C’est l’arc de l’effondrement total. La mort de Ren est le traumatisme ultime pour Nana. Elle perd non seulement l’homme qu’elle aimait, mais aussi une partie de sa propre identité, car ils étaient "deux moitiés d’un même tout". Son déni initial se transforme en une douleur insupportable qui la rend incapable de fonctionner. Elle ne peut plus chanter ; sa voix, son seul outil de survie, s’éteint. Le deuil est vécu comme une trahison finale de la part du destin. Nana se retire du monde, refusant le confort de ses amis. Elle se sent responsable des disputes qu’ils ont eues avant l’accident. La désintégration de Blast est inévitable sans sa force motrice. Elle réalise que tous ses efforts pour surpasser Trapnest n’ont plus de sens.
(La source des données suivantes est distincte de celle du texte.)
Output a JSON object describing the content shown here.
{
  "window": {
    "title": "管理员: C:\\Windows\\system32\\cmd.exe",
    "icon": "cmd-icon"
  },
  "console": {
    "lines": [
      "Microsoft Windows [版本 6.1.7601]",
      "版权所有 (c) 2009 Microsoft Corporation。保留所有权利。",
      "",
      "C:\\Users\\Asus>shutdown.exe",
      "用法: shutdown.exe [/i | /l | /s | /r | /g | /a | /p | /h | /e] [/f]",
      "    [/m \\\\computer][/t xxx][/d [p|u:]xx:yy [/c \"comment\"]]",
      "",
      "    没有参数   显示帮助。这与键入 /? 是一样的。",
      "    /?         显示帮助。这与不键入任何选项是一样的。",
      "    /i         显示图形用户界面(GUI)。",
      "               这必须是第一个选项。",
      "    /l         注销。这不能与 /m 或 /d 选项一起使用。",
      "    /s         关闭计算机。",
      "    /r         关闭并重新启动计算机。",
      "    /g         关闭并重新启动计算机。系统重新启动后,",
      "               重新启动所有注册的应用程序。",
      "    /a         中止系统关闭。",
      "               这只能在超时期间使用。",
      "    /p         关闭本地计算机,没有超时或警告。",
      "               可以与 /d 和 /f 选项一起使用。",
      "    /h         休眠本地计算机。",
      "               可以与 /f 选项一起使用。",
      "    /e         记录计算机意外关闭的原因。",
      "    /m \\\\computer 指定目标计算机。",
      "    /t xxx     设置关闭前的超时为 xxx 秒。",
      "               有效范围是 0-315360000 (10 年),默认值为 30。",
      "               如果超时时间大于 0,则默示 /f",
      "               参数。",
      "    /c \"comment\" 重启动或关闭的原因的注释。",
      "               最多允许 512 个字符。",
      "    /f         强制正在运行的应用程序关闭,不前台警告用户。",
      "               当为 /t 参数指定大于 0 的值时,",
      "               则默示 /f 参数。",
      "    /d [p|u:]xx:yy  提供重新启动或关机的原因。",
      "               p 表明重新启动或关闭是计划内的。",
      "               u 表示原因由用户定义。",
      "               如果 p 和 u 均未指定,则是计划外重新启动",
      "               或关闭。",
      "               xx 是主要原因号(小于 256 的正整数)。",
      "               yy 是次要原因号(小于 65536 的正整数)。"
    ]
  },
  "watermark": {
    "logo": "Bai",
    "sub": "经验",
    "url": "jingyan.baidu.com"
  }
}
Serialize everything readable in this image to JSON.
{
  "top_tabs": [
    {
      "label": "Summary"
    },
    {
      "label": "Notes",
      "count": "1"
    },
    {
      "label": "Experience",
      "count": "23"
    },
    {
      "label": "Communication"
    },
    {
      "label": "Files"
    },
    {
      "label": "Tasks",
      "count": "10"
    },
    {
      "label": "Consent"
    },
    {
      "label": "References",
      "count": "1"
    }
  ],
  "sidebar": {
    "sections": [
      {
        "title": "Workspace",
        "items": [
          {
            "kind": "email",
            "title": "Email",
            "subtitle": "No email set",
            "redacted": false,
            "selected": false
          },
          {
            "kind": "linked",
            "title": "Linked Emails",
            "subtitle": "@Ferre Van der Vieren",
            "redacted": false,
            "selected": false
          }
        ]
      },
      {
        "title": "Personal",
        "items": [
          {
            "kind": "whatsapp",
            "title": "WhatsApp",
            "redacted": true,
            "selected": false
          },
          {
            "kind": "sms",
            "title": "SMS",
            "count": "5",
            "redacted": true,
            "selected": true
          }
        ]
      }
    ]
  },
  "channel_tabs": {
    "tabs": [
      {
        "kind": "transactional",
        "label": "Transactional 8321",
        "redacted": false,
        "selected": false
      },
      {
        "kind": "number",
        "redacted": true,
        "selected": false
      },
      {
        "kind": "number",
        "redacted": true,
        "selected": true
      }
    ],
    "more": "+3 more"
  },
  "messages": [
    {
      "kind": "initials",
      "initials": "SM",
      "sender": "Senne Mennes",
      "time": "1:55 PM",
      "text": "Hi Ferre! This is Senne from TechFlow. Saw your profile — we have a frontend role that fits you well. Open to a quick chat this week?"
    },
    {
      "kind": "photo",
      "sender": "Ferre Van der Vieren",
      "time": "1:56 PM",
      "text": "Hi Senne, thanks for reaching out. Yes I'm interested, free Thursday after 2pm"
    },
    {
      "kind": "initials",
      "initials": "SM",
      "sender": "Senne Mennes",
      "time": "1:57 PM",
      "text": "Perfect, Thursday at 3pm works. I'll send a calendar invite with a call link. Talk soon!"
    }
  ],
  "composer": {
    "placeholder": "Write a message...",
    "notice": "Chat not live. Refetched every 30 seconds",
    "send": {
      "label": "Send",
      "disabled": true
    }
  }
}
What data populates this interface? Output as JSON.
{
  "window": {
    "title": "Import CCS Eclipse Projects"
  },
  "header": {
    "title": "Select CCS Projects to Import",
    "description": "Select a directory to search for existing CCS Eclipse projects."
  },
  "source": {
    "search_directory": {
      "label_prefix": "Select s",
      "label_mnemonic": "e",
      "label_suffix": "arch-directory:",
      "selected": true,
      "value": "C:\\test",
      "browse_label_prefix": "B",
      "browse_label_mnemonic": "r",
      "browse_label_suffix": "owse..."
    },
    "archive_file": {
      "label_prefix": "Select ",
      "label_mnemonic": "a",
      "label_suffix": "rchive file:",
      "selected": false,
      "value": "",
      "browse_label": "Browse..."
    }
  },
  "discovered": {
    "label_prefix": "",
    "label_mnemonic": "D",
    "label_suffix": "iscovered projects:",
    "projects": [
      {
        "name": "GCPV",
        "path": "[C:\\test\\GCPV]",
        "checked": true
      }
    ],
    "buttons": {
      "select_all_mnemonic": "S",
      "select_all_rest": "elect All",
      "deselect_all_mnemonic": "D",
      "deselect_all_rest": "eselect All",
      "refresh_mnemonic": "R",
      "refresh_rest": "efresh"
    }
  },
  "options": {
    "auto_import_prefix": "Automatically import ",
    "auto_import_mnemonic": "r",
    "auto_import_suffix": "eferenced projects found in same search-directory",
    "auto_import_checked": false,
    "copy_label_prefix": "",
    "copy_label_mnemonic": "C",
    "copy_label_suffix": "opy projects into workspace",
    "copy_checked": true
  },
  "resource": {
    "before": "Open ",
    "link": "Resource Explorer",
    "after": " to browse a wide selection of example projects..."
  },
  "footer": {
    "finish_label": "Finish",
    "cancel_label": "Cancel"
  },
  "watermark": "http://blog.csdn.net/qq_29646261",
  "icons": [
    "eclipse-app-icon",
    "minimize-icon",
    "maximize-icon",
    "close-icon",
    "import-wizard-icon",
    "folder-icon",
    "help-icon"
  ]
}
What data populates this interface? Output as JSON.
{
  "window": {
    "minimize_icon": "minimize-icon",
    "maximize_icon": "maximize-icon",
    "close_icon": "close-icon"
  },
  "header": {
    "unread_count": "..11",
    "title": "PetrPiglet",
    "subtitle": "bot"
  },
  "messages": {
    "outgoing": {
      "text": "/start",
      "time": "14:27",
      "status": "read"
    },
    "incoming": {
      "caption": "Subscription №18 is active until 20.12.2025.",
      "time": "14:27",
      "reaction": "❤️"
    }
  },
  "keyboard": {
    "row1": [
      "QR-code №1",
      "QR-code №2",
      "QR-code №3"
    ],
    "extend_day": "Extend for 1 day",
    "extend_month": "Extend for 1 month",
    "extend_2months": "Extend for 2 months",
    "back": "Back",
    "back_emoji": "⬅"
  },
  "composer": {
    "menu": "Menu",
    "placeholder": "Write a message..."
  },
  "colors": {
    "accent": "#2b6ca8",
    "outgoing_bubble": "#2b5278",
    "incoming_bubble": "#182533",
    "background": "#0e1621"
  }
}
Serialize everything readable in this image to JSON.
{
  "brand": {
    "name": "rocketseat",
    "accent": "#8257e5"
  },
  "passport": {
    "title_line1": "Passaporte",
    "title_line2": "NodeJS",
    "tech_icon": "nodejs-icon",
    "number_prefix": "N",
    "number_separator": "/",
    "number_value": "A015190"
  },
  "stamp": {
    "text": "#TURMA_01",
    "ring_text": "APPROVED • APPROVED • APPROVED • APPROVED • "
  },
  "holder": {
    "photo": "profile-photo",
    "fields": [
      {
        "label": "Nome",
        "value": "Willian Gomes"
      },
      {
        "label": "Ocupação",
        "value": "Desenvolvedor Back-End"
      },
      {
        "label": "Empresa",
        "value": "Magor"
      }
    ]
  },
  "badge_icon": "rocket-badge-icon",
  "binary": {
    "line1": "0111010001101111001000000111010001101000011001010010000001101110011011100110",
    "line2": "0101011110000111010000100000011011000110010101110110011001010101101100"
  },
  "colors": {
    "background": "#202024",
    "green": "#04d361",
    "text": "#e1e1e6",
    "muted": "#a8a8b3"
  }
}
Sa relation avec Hachi est la seule chose qui subsiste, mais la culpabilité et la douleur sont trop fortes. Elle finit par s’enfuir, cherchant à disparaître pour ne plus infliger sa souffrance aux autres ou pour ne plus avoir à la ressentir elle-même. Cet arc dépeint une Nana dépouillée de tout son charisme punk, n’étant plus qu’une ombre hantée par le fantôme de l’homme qu’elle n’a pas su sauver. C’est la conclusion tragique de sa quête de liberté, se terminant par une solitude qu’elle a toujours redoutée.
Dans les fragments du futur, Nana Osaki apparaît comme une figure mélancolique et mystérieuse. Elle a troqué son look punk flamboyant pour une apparence plus sobre, travaillant dans un pub en bord de mer en Angleterre. Elle semble avoir trouvé une forme de paix précaire dans l’anonymat, loin des scandales et de la pression du Japon. Bien qu’elle ait coupé les ponts avec Hachi et les membres de Blast, elle continue de chanter, prouvant que la musique reste son seul véritable langage. Elle reçoit régulièrement des nouvelles par des canaux détournés, et l’existence de Satsuki (la fille de Hachi) semble être un lien ténu mais réel avec son ancienne vie. Elle porte toujours le tatouage de lotus, symbole indélébile de son lien avec Ren. Son silence vis-à-vis de ses amis n’est pas de la haine, mais une incapacité à revenir en arrière. Les flashforwards suggèrent qu’elle attend peut-être le moment où elle sera assez forte pour affronter les fantômes de Tokyo. Sa survie est en soi un acte de résistance. Elle reste l’héroïne absente, dont l’ombre plane sur la vie de tous les autres personnages qui se réunissent chaque année au 707 dans l’espoir de son retour. Sa trajectoire complète le thème de la série : la difficulté de guérir de traumatismes profonds et la persistance de l’amour malgré le temps et l’espace.